Well, it is the best American television show ever produced, the only shows that are on the same level are The Sopranos and Six Feet Under.
It was such an excellent show. I recently rewatched it. I wish they'd make more, or a follow-up set in another city. Instead of all this formulaic and totally unrealistic NCIS and CSI crap.
> I wish they'd make more, or a follow-up
there´s
- We Own This City
and
- Homicide: Life on the Street
Homicide is more like a prequel - the source material is the same as The Wire but was developed a decade earlier.
WOTC is indeed a follow-up of sort (same author as The Wire, produced recently), but the real follow-up to The Wire (i.e. what David Simon did straight after, bringing with him a bunch of actors from The Wire) was the short-lived Treme.
There's also The Deuce more recently. I found it excellent, though the subject matter (sex work and early 70s/80s porn industry) probably will turn a lot of folks off.
The real prequel is The Corner, which features a bunch of the same actors sometimes on the other side of the law.
“Tragic realism” sounds like a literary counterpart to the psychological concept of “depressive realism.
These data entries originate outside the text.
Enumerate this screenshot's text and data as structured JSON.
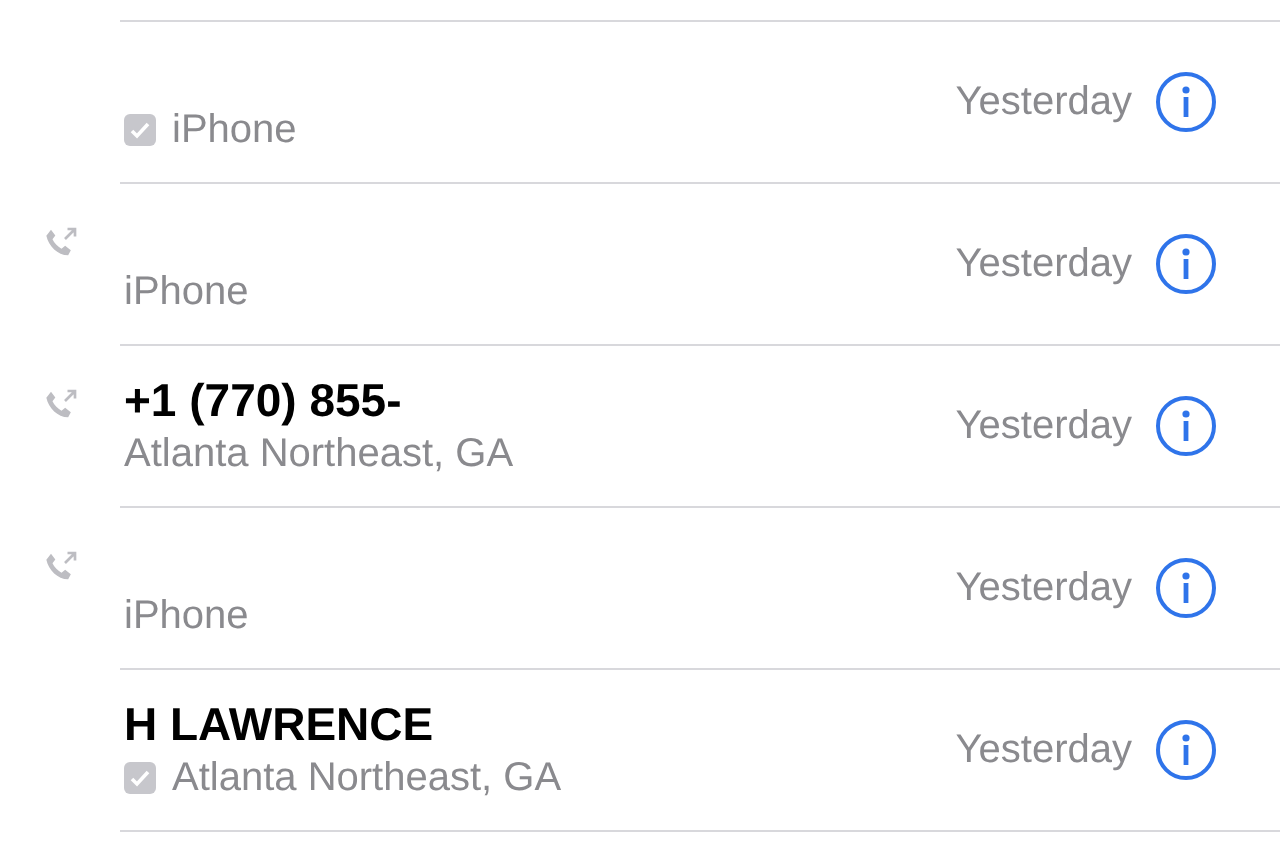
{
  "calls": [
    {
      "outgoing": false,
      "verified": true,
      "subtitle": "iPhone",
      "time": "Yesterday"
    },
    {
      "outgoing": true,
      "verified": false,
      "subtitle": "iPhone",
      "time": "Yesterday"
    },
    {
      "outgoing": true,
      "verified": false,
      "name": "+1 (770) 855-",
      "subtitle": "Atlanta Northeast, GA",
      "time": "Yesterday"
    },
    {
      "outgoing": true,
      "verified": false,
      "subtitle": "iPhone",
      "time": "Yesterday"
    },
    {
      "outgoing": false,
      "verified": true,
      "name": "H LAWRENCE",
      "subtitle": "Atlanta Northeast, GA",
      "time": "Yesterday"
    }
  ]
}
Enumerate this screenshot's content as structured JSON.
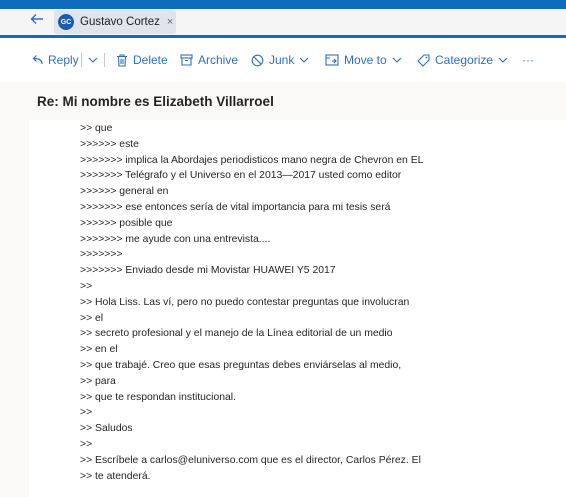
{
  "header": {
    "sender_initials": "GC",
    "sender_name": "Gustavo Cortez",
    "close_symbol": "×"
  },
  "toolbar": {
    "reply": "Reply",
    "delete": "Delete",
    "archive": "Archive",
    "junk": "Junk",
    "move_to": "Move to",
    "categorize": "Categorize",
    "more": "···"
  },
  "message": {
    "subject": "Re: Mi nombre es Elizabeth Villarroel",
    "lines": [
      ">> que",
      ">>>>>> este",
      ">>>>>>> implica la Abordajes periodisticos mano negra de Chevron en EL",
      ">>>>>>> Telégrafo y el Universo en el 2013—2017 usted como editor",
      ">>>>>> general en",
      ">>>>>>> ese entonces sería de vital importancia para mi tesis será",
      ">>>>>> posible que",
      ">>>>>>> me ayude con una entrevista....",
      ">>>>>>>",
      ">>>>>>> Enviado desde mi Movistar HUAWEI Y5 2017",
      ">>",
      ">> Hola Liss. Las ví, pero no puedo contestar preguntas que involucran",
      ">> el",
      ">> secreto profesional y el manejo de la Línea editorial de un medio",
      ">> en el",
      ">> que trabajé. Creo que esas preguntas debes enviárselas al medio,",
      ">> para",
      ">> que te respondan institucional.",
      ">>",
      ">> Saludos",
      ">>",
      ">> Escríbele a carlos@eluniverso.com que es el director, Carlos Pérez. El",
      ">> te atenderá."
    ]
  },
  "colors": {
    "accent": "#0f6cbd",
    "toolbar_text": "#2e6fc4",
    "avatar": "#1f5cae"
  },
  "icons": [
    "back-arrow-icon",
    "close-icon",
    "reply-icon",
    "chevron-down-icon",
    "delete-icon",
    "archive-icon",
    "junk-icon",
    "move-to-icon",
    "categorize-icon",
    "more-icon"
  ]
}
The former is a fictional story that carries the hallmarks of classic tragedies but within an incredibly authentic context. The latter is the hypothesis that individuals with depression may have a more accurate perception of reality because they have a dearth of healthy, positive illusions. Makes me wonder if creators of depressingly accurate portrayals in fiction suffer from some element of depressive realism in their own lives.
"the term transtextuality to refer to ‘all that sets the text in a relationship, whether obvious or concealed, with other texts’ "
Presumably he gets paid for this. He seems to have published reams of similar content.
Without being too harsh, it's now apparent to me that chatbots can replace entire categories of academics.
Ah the classic "I don't see value in this analysis so that means it is worthless"
Surely you spend all your time curing cancer right?